The biggest news I’ve got for you this month is that I’m going in for some keyhole surgery later this week to remove my gall bladder. I’m told the recovery process for this surgery is basically a mixture of lying down and pottering around on my feet as much as I can stand. Desk work is not recommended, and the recovery time is a week or two. Wish me luck!

Now, what did I get up to this month? I didn’t actually animate anything. Honestly, I’m still kind of avoiding that soccer ball body mechanics shot I’ve been stuck on for a while.

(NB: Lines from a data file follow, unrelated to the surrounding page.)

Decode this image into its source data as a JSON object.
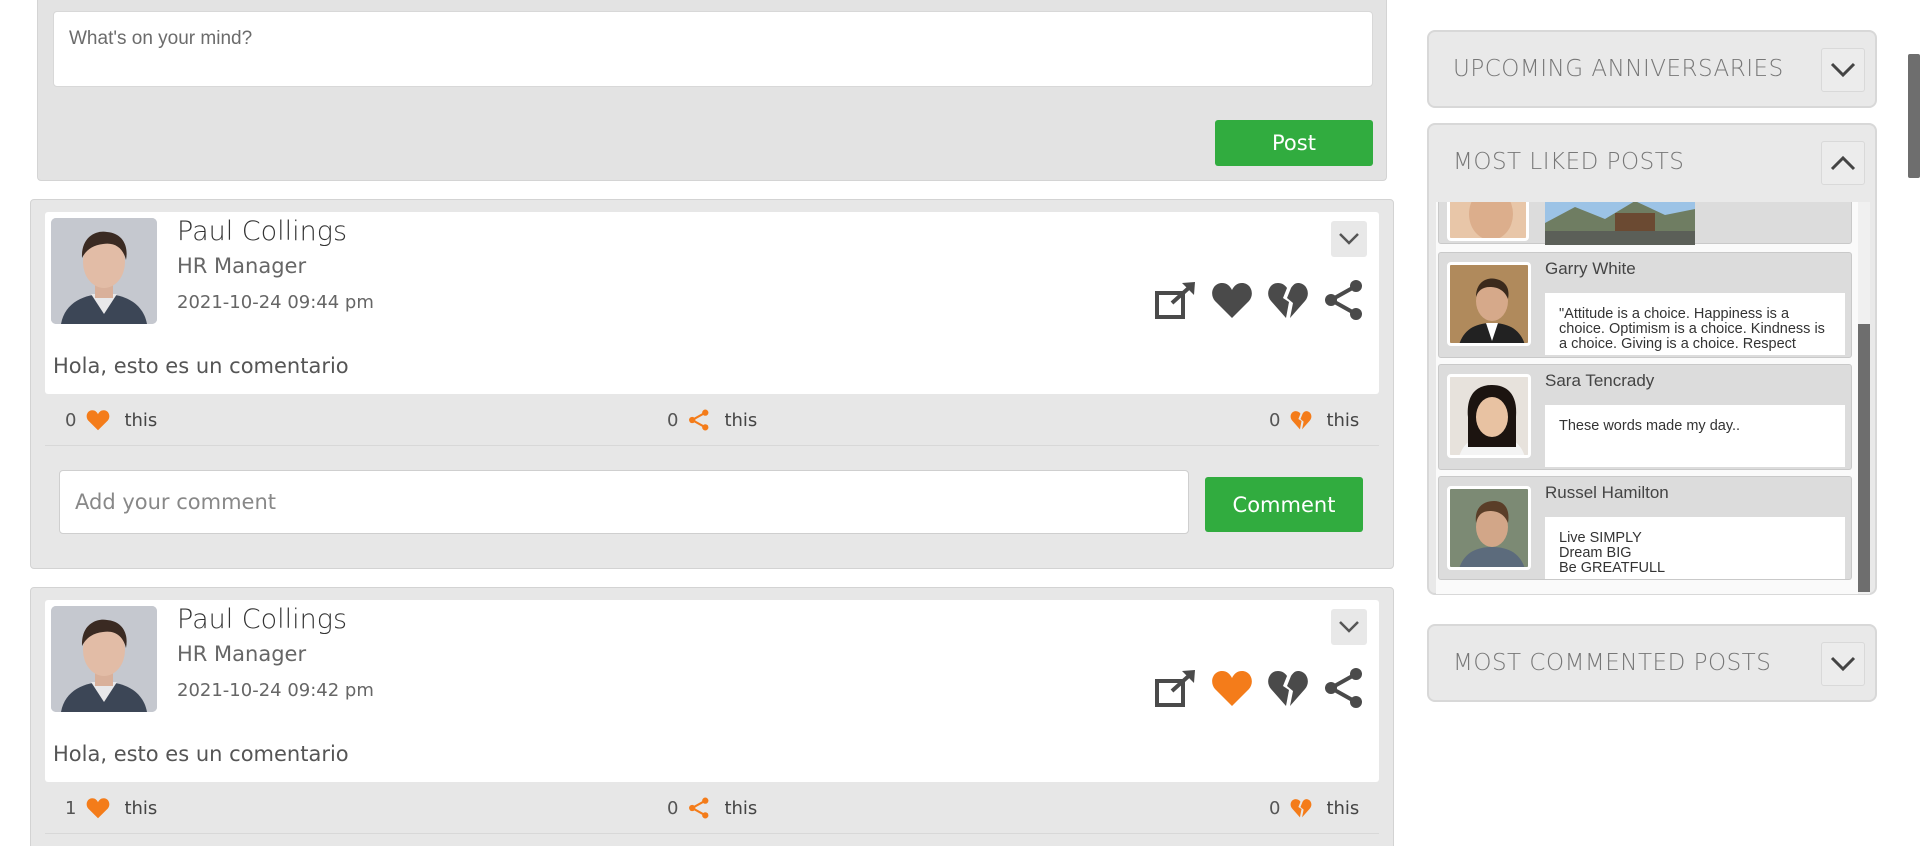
{
  "composer": {
    "placeholder": "What's on your mind?",
    "post_label": "Post"
  },
  "posts": [
    {
      "author": "Paul Collings",
      "role": "HR Manager",
      "date": "2021-10-24  09:44 pm",
      "text": "Hola, esto es un comentario",
      "liked_by_me": false,
      "likes": "0",
      "shares": "0",
      "dislikes": "0",
      "this_label": "this",
      "comment_placeholder": "Add your comment",
      "comment_label": "Comment"
    },
    {
      "author": "Paul Collings",
      "role": "HR Manager",
      "date": "2021-10-24  09:42 pm",
      "text": "Hola, esto es un comentario",
      "liked_by_me": true,
      "likes": "1",
      "shares": "0",
      "dislikes": "0",
      "this_label": "this"
    }
  ],
  "sidebar": {
    "anniversaries_title": "UPCOMING ANNIVERSARIES",
    "liked_title": "MOST LIKED POSTS",
    "commented_title": "MOST COMMENTED POSTS",
    "liked_items": [
      {
        "name": "Garry White",
        "text": "\"Attitude is a choice. Happiness is a choice. Optimism is a choice. Kindness is a choice. Giving is a choice. Respect"
      },
      {
        "name": "Sara Tencrady",
        "text": "These words made my day.."
      },
      {
        "name": "Russel Hamilton",
        "text": "Live SIMPLY\nDream BIG\nBe GREATFULL"
      }
    ]
  },
  "colors": {
    "accent_green": "#31ac3f",
    "accent_orange": "#f47c1a",
    "icon_gray": "#4a4a4a"
  }
}
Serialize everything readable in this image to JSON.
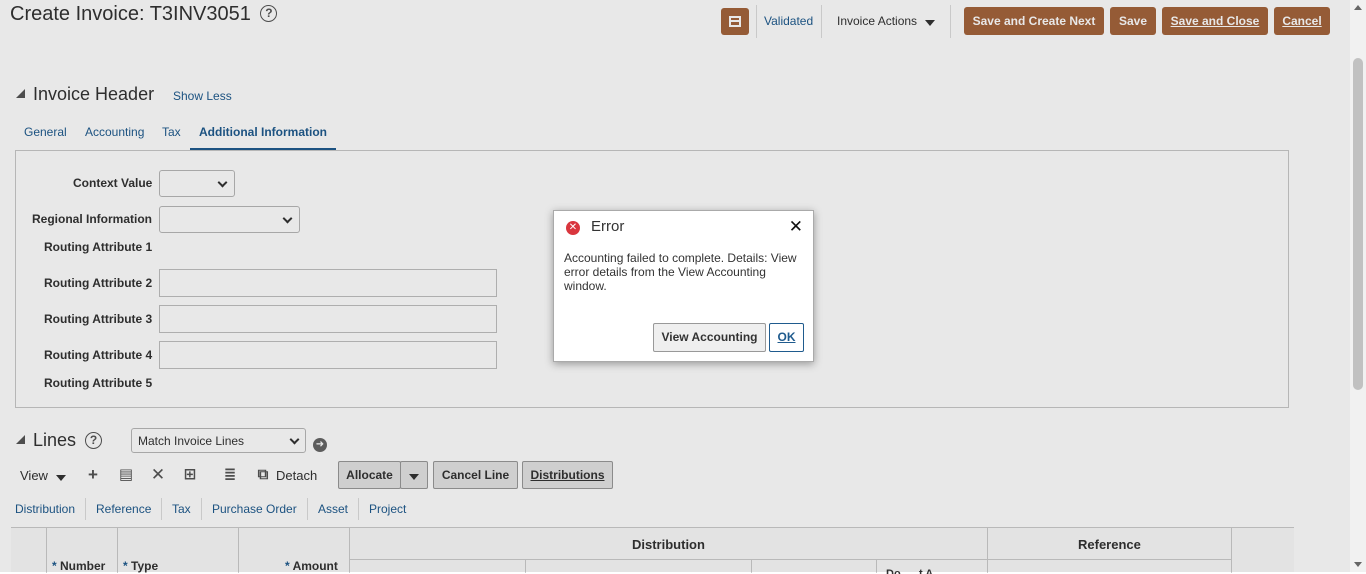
{
  "header": {
    "title": "Create Invoice: T3INV3051",
    "help": "?",
    "validated": "Validated",
    "invoice_actions": "Invoice Actions",
    "save_create_next": "Save and Create Next",
    "save": "Save",
    "save_close": "Save and Close",
    "cancel": "Cancel"
  },
  "invoice_header": {
    "title": "Invoice Header",
    "show_less": "Show Less",
    "tabs": [
      "General",
      "Accounting",
      "Tax",
      "Additional Information"
    ],
    "active_tab": "Additional Information",
    "fields": {
      "context_value": "Context Value",
      "regional_information": "Regional Information",
      "routing_1": "Routing Attribute 1",
      "routing_2": "Routing Attribute 2",
      "routing_3": "Routing Attribute 3",
      "routing_4": "Routing Attribute 4",
      "routing_5": "Routing Attribute 5"
    }
  },
  "lines": {
    "title": "Lines",
    "match_select": "Match Invoice Lines",
    "view": "View",
    "detach": "Detach",
    "allocate": "Allocate",
    "cancel_line": "Cancel Line",
    "distributions": "Distributions",
    "subtabs": [
      "Distribution",
      "Reference",
      "Tax",
      "Purchase Order",
      "Asset",
      "Project"
    ],
    "columns": {
      "number": "Number",
      "type": "Type",
      "amount": "Amount",
      "distribution": "Distribution",
      "reference": "Reference",
      "partial": "Do......t A......"
    },
    "required_mark": "*"
  },
  "dialog": {
    "title": "Error",
    "message": "Accounting failed to complete. Details: View error details from the View Accounting window.",
    "view_accounting": "View Accounting",
    "ok": "OK",
    "close": "✕"
  }
}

How to not animate a body mechanics shot, part 1

Apparently I will write an entire novella to avoid working through that shot. Which I did, because suddenly I wanted to get a NaNoWriMo-style story in. In retrospect it’s interesting how much time I can spend writing versus how much time I can spend animating. I have a clearer sense of what to tackle and when in the writing process which I’ve yet to learn in animation.

It was also interesting having a creative charge-discharge cycle bouncing between work and home. I could load up with ideas at work when I couldn’t execute them, then I’d come home (still excited to work on stuff) and execute. Pretty handy!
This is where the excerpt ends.